The U.S. government does not disclose how many Americans it believes are currently fighting in Syria, but the International Centre for the Study of Radicalization (ICSR), a British research group, estimated last month that around 100 Americans have reached the battle zone in Syria and Iraq.

How many Americans are fighting with the Islamic State group?

The U.S. has limited intelligence inside Syria and officials acknowledge that it's hard to keep track of where foreign fighters end up.

According to ICSR director Peter Neumann, about 80 percent of foreign fighters from Western nations join the Islamic State group in Syria and Iraq.

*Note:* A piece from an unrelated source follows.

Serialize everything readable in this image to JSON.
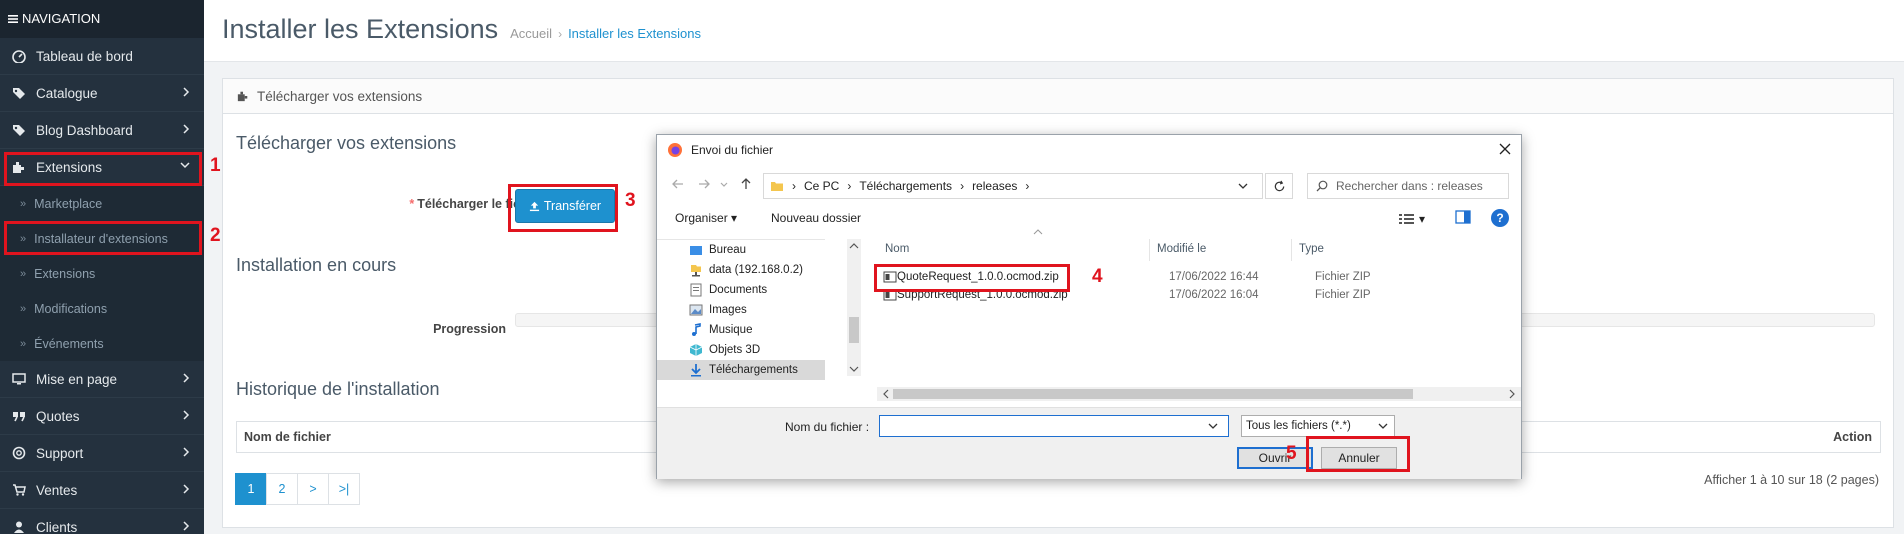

Some Americans have also joined al-Qaeda's Syrian branch, Jabhat al-Nusra, and others have fought with the moderate Free Syrian Army, CBS News reported last year.

Why are they going?

Neumann says that foreign fighters are flocking to Syria for a variety of reasons. He told The WorldPost last year:

Foreign fighters are not a monolithic entity, and not every one of them is like the guys you see in recruitment videos. Young people are going, quite old people are going, even women are going. Their motivations vary as well. At first, a lot of people joined because they were motivated by the plight of the Syrians. They were certainly Islamists, but they were not necessarily full-blown jihadists. Of those who traveled to Iraq and Syria more recently, many are very ideologically motivated. For some, there's also an element of adventure. The idea of fighting and using guns is clearly exciting a lot of people.

Neumann notes that the Islamic State group has a particular draw for foreign fighters because of its ideological appeal and savvy outreach in foreign languages. It is also much less discriminating about who it recruits, he said:

If you come from the West, don't speak Arabic, you're not a particularly good fighter and don't have a particular skill, IS will probably still accept you. Jabhat al-Nusra is a lot more selective, for example. You have to bring references and have to show that you're quite religious and can be useful to the group.

How does the number of American foreign fighters compare to countries around the world?

There are around 20,000 foreign fighters in Syria and Iraq from dozens of nations around the world, according to recent assessments by U.S. intelligence officials and the ICSR. "This makes the conflict in Syria and Iraq the largest mobilization of foreigner fighters in Muslim majority countries since 1945," the British research group noted in its Jan. 2015 report.

Most of these foreign fighters come from countries in the Middle East. The ICSR estimates up to 11,000 fighters are from the region, while around 4,000 came from Western Europe. Another 3,000 came from former Soviet Union nations, the group says, including 250 from Kazakhstan and 500 from Uzbekistan -- the countries to which the three American jihadi hopefuls arrested Wednesday also had citizenship.